L'"accord" en question est un autre objectif non atteint. Le 23 mars, Trump a parlé aux journalistes de prétendues pourparlers de paix et a cité "des points importants d'accord, dirais-je - presque tous les points d'accord -". L'Iran a nié que des négociations aient eu lieu. Deux jours plus tard, Trump a affirmé que l'Iran voulait "trouver un accord à tout prix". Le 26 mars, il a dit que l'Iran "suppliait pour trouver un accord". Le 15 avril, il a dit que la guerre était "sur le point de se terminer". Le 17 avril, Trump a affirmé que l'Iran avait "accepté tout" et que "nous trouverons un accord dans un ou deux jours".

"Un accord a été largement négocié, sous réserve de sa formalisation", a annoncé Trump le 23 mai. Le 2 juin, Trump a écrit : "Comme je l'ai dit à l'Iran :"Il est temps, d'une manière ou d'une autre, que vous trouviez un accord."" Puis, à la fin de la semaine dernière, Trump a déclaré à NBC : "Nous sommes très proches de trouver un accord." Mais lundi, Trump a affirmé qu'un "accord définitif" n'a pas encore été "atteint".
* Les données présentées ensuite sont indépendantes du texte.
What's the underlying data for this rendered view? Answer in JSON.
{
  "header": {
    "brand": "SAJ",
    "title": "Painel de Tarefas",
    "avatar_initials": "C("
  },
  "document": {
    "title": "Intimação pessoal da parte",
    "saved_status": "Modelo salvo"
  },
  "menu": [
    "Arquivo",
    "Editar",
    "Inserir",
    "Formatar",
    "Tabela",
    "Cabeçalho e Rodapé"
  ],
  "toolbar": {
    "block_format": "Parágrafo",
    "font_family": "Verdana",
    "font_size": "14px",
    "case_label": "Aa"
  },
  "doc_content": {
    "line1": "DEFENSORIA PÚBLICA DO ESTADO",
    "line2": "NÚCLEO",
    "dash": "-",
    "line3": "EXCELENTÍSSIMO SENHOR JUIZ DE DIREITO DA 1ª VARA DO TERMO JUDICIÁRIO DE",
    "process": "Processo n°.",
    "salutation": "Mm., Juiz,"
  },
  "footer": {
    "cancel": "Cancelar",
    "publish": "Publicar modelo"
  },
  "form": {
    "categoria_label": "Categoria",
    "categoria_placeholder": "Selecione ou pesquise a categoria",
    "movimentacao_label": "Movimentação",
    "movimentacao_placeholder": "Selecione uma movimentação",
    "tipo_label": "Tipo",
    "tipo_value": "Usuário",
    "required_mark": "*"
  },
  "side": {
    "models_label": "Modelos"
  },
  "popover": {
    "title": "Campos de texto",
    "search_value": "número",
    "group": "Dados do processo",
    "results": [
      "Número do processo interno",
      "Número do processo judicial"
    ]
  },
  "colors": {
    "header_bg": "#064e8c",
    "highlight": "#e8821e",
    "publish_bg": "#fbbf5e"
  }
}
Ce qu'un tel "accord" finira par révéler, c'est un autre revirement raté du président. Trump est passé d'une affirmation, début mars, selon laquelle les États-Unis avaient gagné la guerre avec l'Iran, à tenter de convaincre les Américains que, pour commencer, il n'était même pas entré en guerre. "Nous n'appelons pas ça une guerre", a-t-il dit avant la fin du mois. "Nous appelons ça une opération militaire." Début mai, Trump y faisait déjà référence comme une "mini-guerre" ou "un petit détour".

Il ne faut que deux semaines

La date limite pour la fin définitive de cette "mini-guerre" est peut-être ce qui révèle le plus les objectifs non atteints et les prétendus succès de Trump. Il est bien connu que les mensonges et la paresse de Trump se résument en une simple phrase : deux semaines. "Nous aurons quelque chose dans deux semaines", a dit Trump en janvier à propos d'un accord avec l'Europe pour étendre le contrôle américain sur le Groenland, pour donner un exemple.

Trump utilise depuis longtemps cette tactique dilatoire des deux semaines lorsqu'il est confronté à des questions embarrassantes sur n'importe quel sujet, du président russe Vladimir Poutine et la prétendue guerre contre l'EIIS au commerce international et à la pandémie de COVID-19. Deux semaines signifie en réalité "plus tard". Sauf quand cela signifie "jamais".

Le cessez-le-feu avec l'Iran, annoncé le 7 avril, devait initialement durer "deux semaines" pendant que les deux pays signaient un accord pour mettre fin à la guerre, selon Trump. Il a affirmé à ce moment-là qu'ils étaient déjà "très avancés sur un accord définitif pour une paix à long terme avec l'Iran et la paix au Moyen-Orient".

Lundi soir, Trump a organisé un rassemblement virtuel pour le sénateur de Caroline du Sud Lindsey Graham, au cours duquel il a abordé sa guerre ratée avec l'Iran. "Maintenant, nous négocions, et ils veulent trouver un très bon accord. Ils sont prêts à tout nous donner", a affirmé Trump, indiquant : "Cela arrivera très bientôt." Le président a ensuite ajouté, dans son calendrier faux favori : "Je pense que nous gagnons cette bataille, mais vous allez vraiment la gagner dans les deux prochaines semaines, quand nous la déclarerons."